Bit · Cardio
Restrictive vs Constrictive cardiomyopathy / pericarditis
Two causes of right-sided heart failure with preserved systolic function that produce nearly identical clinical pictures. The pivot is whether the problem is in the myocardium or the pericardium.
Mechanism
Both result in impaired diastolic filling with preserved ejection fraction, elevated jugular venous pressure, hepatomegaly, ascites, and lower-extremity edema. Distinguishing them matters because constrictive pericarditis is potentially curable surgically (pericardiectomy):
- Restrictive cardiomyopathy — the myocardium is stiff. Causes: amyloidosis (most common in clinical practice), sarcoidosis, hemochromatosis, endomyocardial fibrosis, Loeffler endocarditis, radiation, scleroderma, post-radiation, glycogen storage disease (Pompe). Echo shows biatrial enlargement, normal ventricular cavity size, and on tissue Doppler — reduced mitral annular tissue velocity (e').

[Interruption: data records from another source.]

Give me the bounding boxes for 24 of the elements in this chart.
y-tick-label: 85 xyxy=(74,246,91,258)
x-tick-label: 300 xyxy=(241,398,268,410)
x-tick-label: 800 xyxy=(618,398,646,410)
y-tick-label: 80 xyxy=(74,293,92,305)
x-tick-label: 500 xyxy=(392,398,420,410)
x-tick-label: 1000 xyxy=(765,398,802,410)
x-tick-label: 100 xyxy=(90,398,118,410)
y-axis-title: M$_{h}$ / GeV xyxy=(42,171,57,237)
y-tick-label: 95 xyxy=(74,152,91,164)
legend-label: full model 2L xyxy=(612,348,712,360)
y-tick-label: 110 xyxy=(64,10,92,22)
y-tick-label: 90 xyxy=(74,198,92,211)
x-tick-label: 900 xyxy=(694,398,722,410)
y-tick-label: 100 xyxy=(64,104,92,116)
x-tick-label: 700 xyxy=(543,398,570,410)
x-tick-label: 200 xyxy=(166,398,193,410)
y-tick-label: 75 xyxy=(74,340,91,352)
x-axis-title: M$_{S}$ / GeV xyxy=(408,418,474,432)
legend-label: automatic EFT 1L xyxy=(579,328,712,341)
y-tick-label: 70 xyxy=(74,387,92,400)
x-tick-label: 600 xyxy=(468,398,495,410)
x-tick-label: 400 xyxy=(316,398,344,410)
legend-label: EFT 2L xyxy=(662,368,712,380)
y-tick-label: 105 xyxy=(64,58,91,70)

- Constrictive pericarditis — the pericardium is thickened/calcified, encasing the heart. Causes: post-cardiac surgery, post-radiation, TB (globally most common), uremia, post-viral. Echo shows pericardial thickening; respiratory variation in ventricular filling is characteristic. Preserved mitral annular velocity. Pericardial knock on auscultation.
Differentiator Table
| Restrictive CMP | Constrictive pericarditis | |
| Where is the problem? | Stiff myocardium | Stiff/thickened pericardium |
| Kussmaul sign (JVP ↑ on inspiration) | May be present | Classically present |
| Pericardial knock | Absent | Present (early diastolic) |
| Pulsus paradoxus | Less common | May be present |
| Echo — pericardium | Normal thickness | Thickened, calcified, often pericardial effusion early |
| Echo — atrial size | Biatrial enlargement | Normal or mild |
| Tissue Doppler — septal e' (mitral annulus) | DECREASED (myocardium itself is bad) | PRESERVED or INCREASED (myocardium is OK, just constrained) |
| Respiratory variation in ventricular inflow | Minimal | Marked (ventricular interdependence) |
| BNP | Markedly elevated (myocardial stress) | Mildly elevated |
| Cardiac MRI | Myocardial infiltration (e.g. late gadolinium in amyloid) | Thick pericardium, septal bounce |
| Classic causes | Amyloid, sarcoid, hemochromatosis, Loeffler, radiation | TB, post-cardiac surgery, post-radiation, uremia |
| Treatment | Treat underlying disease; supportive | Pericardiectomy (often curative) |
The Pivot
The most discriminating finding is on echo:
- Tissue Doppler septal e' velocity preserved? → constrictive pericarditis (the myocardium is fine, just squeezed).
- Reduced e' velocity? → restrictive cardiomyopathy.
Confirm with cardiac MRI: a thick pericardium nails constrictive; myocardial infiltration nails restrictive (amyloid has distinctive late gadolinium enhancement).
NBME-Style Stem
A 64-year-old man with a history of mantle radiation for Hodgkin lymphoma 20 years ago presents with progressive lower-extremity edema, ascites, and dyspnea. JVP is elevated and rises with inspiration. An early diastolic high-pitched sound is heard at the apex. Echocardiography shows a thickened, calcified pericardium and preserved tissue Doppler velocities at the mitral annulus. Which of the following is the most likely diagnosis?
Concept Anchor
Both diseases shrink the ventricle's diastolic room — but in restriction the heart muscle is the problem (tissue Doppler suffers), while in constriction the pericardium is the cage (tissue Doppler is preserved). That one velocity decides which is reversible by surgery.